Detailing the findings of the Madani Berkelanjutan study, the group’s Palm Oil Program Officer Trias Fetra Ramadhan said that from the ten provinces with the highest growth in oil palm plantation development, only three had rural communities with a high level of welfare — Riau, East Kalimantan and Jambi.
“But this high level of welfare in villages in these three provinces is not only due to palm oil,” Trias said, adding that in Riau and East Kalimantan the biggest contributors to welfare were rubber and coconut while for Jambi they were rubber and cinnamon.
He said that the percentage of villages with oil palm plantations were 42 percent of Riau’s 1,875 village, in East Kalimantan was at 27.2 percent of 841 villages and in Jambi 22.8 percent of 1,399 villages.
He also said that official data showed that the top five provinces with the highest oil palm expansion rate, only two — Central Kalimantan and North Sumatra which had commensurate regional economic growth.
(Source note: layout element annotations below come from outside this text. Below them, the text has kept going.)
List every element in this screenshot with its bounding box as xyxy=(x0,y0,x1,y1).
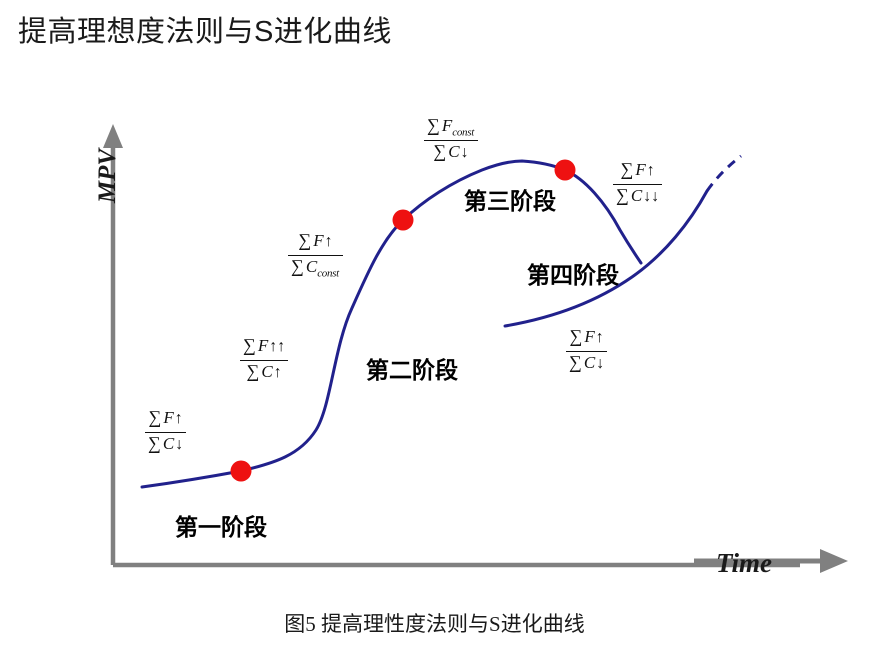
sigma-icon: ∑ xyxy=(427,115,440,135)
sigma-icon: ∑ xyxy=(243,335,256,355)
formula-denominator: ∑C↓ xyxy=(145,433,186,457)
up-arrow-icon: ↑ xyxy=(646,162,655,179)
formula-variable: F xyxy=(633,160,645,179)
up-arrow-icon: ↑ xyxy=(595,329,604,346)
formula-denominator: ∑C↓↓ xyxy=(613,185,662,209)
formula-stage-3: ∑Fconst ∑C↓ xyxy=(424,116,478,165)
formula-denominator: ∑Cconst xyxy=(288,256,343,280)
formula-variable: C xyxy=(161,434,174,453)
sigma-icon: ∑ xyxy=(148,433,161,453)
formula-variable: F xyxy=(582,327,594,346)
figure-caption: 图5 提高理性度法则与S进化曲线 xyxy=(0,608,869,638)
up-arrow-icon: ↑ xyxy=(273,364,282,381)
stage-1-label: 第一阶段 xyxy=(175,508,267,542)
formula-variable: F xyxy=(161,408,173,427)
sigma-icon: ∑ xyxy=(620,159,633,179)
stage-3-label: 第三阶段 xyxy=(464,182,556,216)
formula-variable: C xyxy=(582,353,595,372)
up-arrow-icon: ↑ xyxy=(324,233,333,250)
sigma-icon: ∑ xyxy=(569,352,582,372)
down-arrow-icon: ↓ xyxy=(460,144,469,161)
stage-2-to-3-marker xyxy=(393,210,414,231)
formula-variable: F xyxy=(311,231,323,250)
formula-variable: F xyxy=(256,336,268,355)
slide-canvas: 提高理想度法则与S进化曲线 MPV Time 第一阶段 第二阶段 第三阶段 第四… xyxy=(0,0,869,656)
formula-stage-2-upper: ∑F↑ ∑Cconst xyxy=(288,231,343,280)
formula-stage-2-lower: ∑F↑↑ ∑C↑ xyxy=(240,336,288,385)
sigma-icon: ∑ xyxy=(148,407,161,427)
arrow-icon xyxy=(339,259,340,276)
arrow-icon xyxy=(474,118,475,135)
formula-numerator: ∑F↑ xyxy=(566,327,607,352)
double-down-arrow-icon: ↓↓ xyxy=(642,188,659,205)
right-arrow-icon xyxy=(820,549,848,573)
formula-variable: C xyxy=(629,186,642,205)
down-arrow-icon: ↓ xyxy=(595,355,604,372)
sigma-icon: ∑ xyxy=(247,361,260,381)
main-s-curve xyxy=(142,161,641,487)
stage-4-label: 第四阶段 xyxy=(527,256,619,290)
sigma-icon: ∑ xyxy=(569,326,582,346)
formula-numerator: ∑F↑ xyxy=(613,160,662,185)
formula-variable: F xyxy=(440,116,452,135)
sigma-icon: ∑ xyxy=(298,230,311,250)
up-arrow-icon: ↑↑ xyxy=(268,338,285,355)
stage-3-to-4-marker xyxy=(555,160,576,181)
formula-variable: C xyxy=(446,142,459,161)
formula-numerator: ∑F↑ xyxy=(145,408,186,433)
y-axis-arrow-icon xyxy=(103,124,123,148)
formula-denominator: ∑C↓ xyxy=(566,352,607,376)
x-axis-label: Time xyxy=(716,548,772,579)
stage-1-to-2-marker xyxy=(231,461,252,482)
formula-denominator: ∑C↑ xyxy=(240,361,288,385)
sigma-icon: ∑ xyxy=(291,256,304,276)
stage-2-label: 第二阶段 xyxy=(366,351,458,385)
formula-denominator: ∑C↓ xyxy=(424,141,478,165)
up-arrow-icon: ↑ xyxy=(174,410,183,427)
down-arrow-icon: ↓ xyxy=(174,436,183,453)
formula-variable: C xyxy=(304,257,317,276)
formula-stage-4-lower: ∑F↑ ∑C↓ xyxy=(566,327,607,376)
formula-numerator: ∑F↑↑ xyxy=(240,336,288,361)
formula-numerator: ∑F↑ xyxy=(288,231,343,256)
formula-numerator: ∑Fconst xyxy=(424,116,478,141)
formula-variable: C xyxy=(259,362,272,381)
formula-stage-1: ∑F↑ ∑C↓ xyxy=(145,408,186,457)
formula-subscript: const xyxy=(452,126,474,138)
formula-stage-4-upper: ∑F↑ ∑C↓↓ xyxy=(613,160,662,209)
formula-subscript: const xyxy=(317,267,339,279)
sigma-icon: ∑ xyxy=(433,141,446,161)
next-generation-curve-dashed xyxy=(707,156,741,191)
sigma-icon: ∑ xyxy=(616,185,629,205)
y-axis-label: MPV xyxy=(94,149,122,203)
“Efforts to make communities prosper in a region can be done with a focus of equalizing a number of commodities so that palm oil and other plantation commodities can become contributors and substitute sources of economy in the region in the face of the fluctuating markets,” Trias said.
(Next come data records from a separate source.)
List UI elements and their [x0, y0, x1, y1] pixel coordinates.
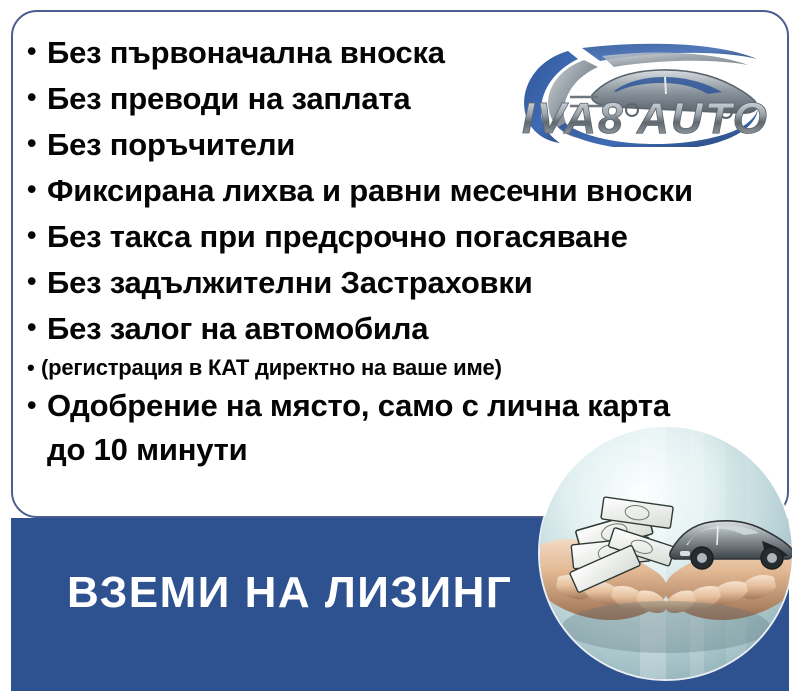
bullet-icon: •: [27, 306, 45, 341]
benefit-label: Без преводи на заплата: [47, 76, 410, 121]
ivas-auto-logo: IVA8 AUTO: [510, 39, 772, 147]
bullet-icon: •: [27, 384, 45, 419]
bullet-icon: •: [27, 352, 40, 379]
bullet-icon: •: [27, 260, 45, 295]
benefit-note: (регистрация в КАТ директно на ваше име): [41, 352, 502, 384]
list-item: • Фиксирана лихва и равни месечни вноски: [27, 168, 797, 213]
benefit-label: Без първоначална вноска: [47, 30, 445, 75]
benefit-label: Без такса при предсрочно погасяване: [47, 214, 628, 259]
bullet-icon: •: [27, 30, 45, 65]
benefit-label: Без задължителни Застраховки: [47, 260, 533, 305]
benefit-label: Фиксирана лихва и равни месечни вноски: [47, 168, 693, 213]
benefit-label: Без поръчители: [47, 122, 295, 167]
cta-headline: ВЗЕМИ НА ЛИЗИНГ: [67, 568, 512, 618]
benefit-label: Без залог на автомобила: [47, 306, 428, 351]
logo-wordmark: IVA8 AUTO: [522, 94, 769, 143]
bullet-icon: •: [27, 76, 45, 111]
list-item: • Без такса при предсрочно погасяване: [27, 214, 797, 259]
list-item: • Без задължителни Застраховки: [27, 260, 797, 305]
bullet-icon: •: [27, 122, 45, 157]
list-item: • Без залог на автомобила: [27, 306, 797, 351]
bullet-icon: •: [27, 168, 45, 203]
hands-money-car-photo: [540, 427, 792, 679]
list-item: • (регистрация в КАТ директно на ваше им…: [27, 352, 797, 384]
bullet-icon: •: [27, 214, 45, 249]
benefit-label: Одобрение на място, само с лична карта д…: [47, 384, 670, 472]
Teguh said that a number of findings from the Madani study showed that in Indonesia, the rapid expansion rate of oil palm plantation was not correlated to productivity, and that although a large part of the palm oil plantation industry was in the hands of small farmers, their productivity was low and therefore their contribution weak.
“These are real problems, there is clearly an imbalance, Teguh said.
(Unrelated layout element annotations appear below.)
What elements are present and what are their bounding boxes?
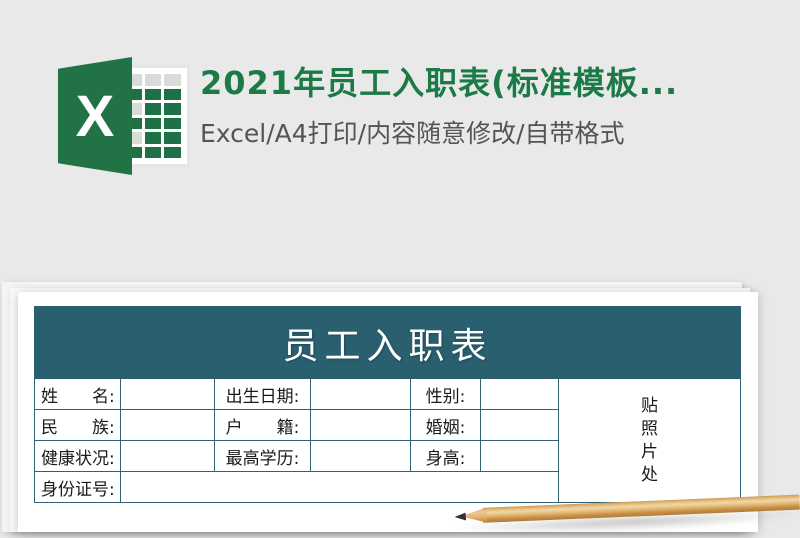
field-value-marital-status[interactable] — [481, 410, 559, 441]
employee-onboarding-form: 员工入职表 姓 名: 出生日期: 性别: 贴 照 片 — [34, 306, 741, 503]
photo-placeholder-text: 贴 照 片 处 — [565, 395, 734, 487]
excel-icon-grid — [125, 74, 181, 158]
field-label-marital-status: 婚姻: — [411, 410, 481, 441]
photo-placeholder-cell[interactable]: 贴 照 片 处 — [559, 379, 741, 503]
photo-char-1: 贴 — [565, 395, 734, 418]
form-title: 员工入职表 — [282, 326, 492, 367]
field-label-name: 姓 名: — [35, 379, 121, 410]
field-label-id-number: 身份证号: — [35, 472, 121, 503]
field-label-health: 健康状况: — [35, 441, 121, 472]
field-label-residence: 户 籍: — [215, 410, 311, 441]
photo-char-2: 照 — [565, 418, 734, 441]
field-label-gender: 性别: — [411, 379, 481, 410]
field-value-height[interactable] — [481, 441, 559, 472]
banner: X 2021年员工入职表(标准模板... Excel/A4打印/内容随意修改/自… — [0, 0, 800, 250]
pencil-tip — [455, 513, 466, 521]
excel-icon: X — [58, 57, 198, 175]
photo-char-3: 片 — [565, 441, 734, 464]
form-title-row: 员工入职表 — [35, 307, 741, 379]
field-label-ethnicity: 民 族: — [35, 410, 121, 441]
field-label-height: 身高: — [411, 441, 481, 472]
field-value-ethnicity[interactable] — [121, 410, 215, 441]
excel-icon-letter: X — [58, 57, 132, 175]
paper-sheet-front: 员工入职表 姓 名: 出生日期: 性别: 贴 照 片 — [18, 292, 758, 532]
photo-char-4: 处 — [565, 464, 734, 487]
field-value-health[interactable] — [121, 441, 215, 472]
field-label-education: 最高学历: — [215, 441, 311, 472]
field-label-birthdate: 出生日期: — [215, 379, 311, 410]
form-title-cell: 员工入职表 — [35, 307, 741, 379]
field-value-education[interactable] — [311, 441, 411, 472]
field-value-residence[interactable] — [311, 410, 411, 441]
page-title: 2021年员工入职表(标准模板... — [200, 62, 800, 104]
page-subtitle: Excel/A4打印/内容随意修改/自带格式 — [200, 118, 800, 150]
table-row: 姓 名: 出生日期: 性别: 贴 照 片 处 — [35, 379, 741, 410]
field-value-name[interactable] — [121, 379, 215, 410]
field-value-id-number[interactable] — [121, 472, 559, 503]
pencil-cone — [463, 508, 488, 524]
field-value-gender[interactable] — [481, 379, 559, 410]
document-preview: 员工入职表 姓 名: 出生日期: 性别: 贴 照 片 — [0, 250, 800, 526]
banner-text-block: 2021年员工入职表(标准模板... Excel/A4打印/内容随意修改/自带格… — [200, 62, 800, 150]
field-value-birthdate[interactable] — [311, 379, 411, 410]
Although very profitable and said to be beneficial to the economy, the palm oil sector was not dominated by the state but rather by the private sector. The question then arose, to whom are all the laws, regulations and policies directed at in the palm oil sector? These arrangements at the end, would only help develop the palm sector not for the benefit of the state and by that, the people, but only for a handful of parties in the private sector.
No less important an issue that needed to be addressed urgently, Teguh said, was the absence of accurate data, especially on smallholders and concessions.
In another research conducted by Madani in collaboration with katadata.co.id, found that about 97 percent of smallholders were autodidacts and had received no guidance whatsoever, and 54 percent used non-certified seedlings. Therefore, productivity remained low at less than one ton per hectare per month.
The research also showed that 73 percent of the farmers sold their fresh fruit bunch production to middlemen not directly to the mills. Seventy-nine percent of farmers also did possess land certificate or titles and 71 percent of the smallholders were not part of farmer organizations. Access to certification as well as assistance and funding requires farmers to be organized in groups.
In the context of such an important business, “How can smallholders proceed on their own?” questioned Teguh.
“Why must there be serious correction? It is so that palm oil can become beneficial in the truest context,” Teguh added.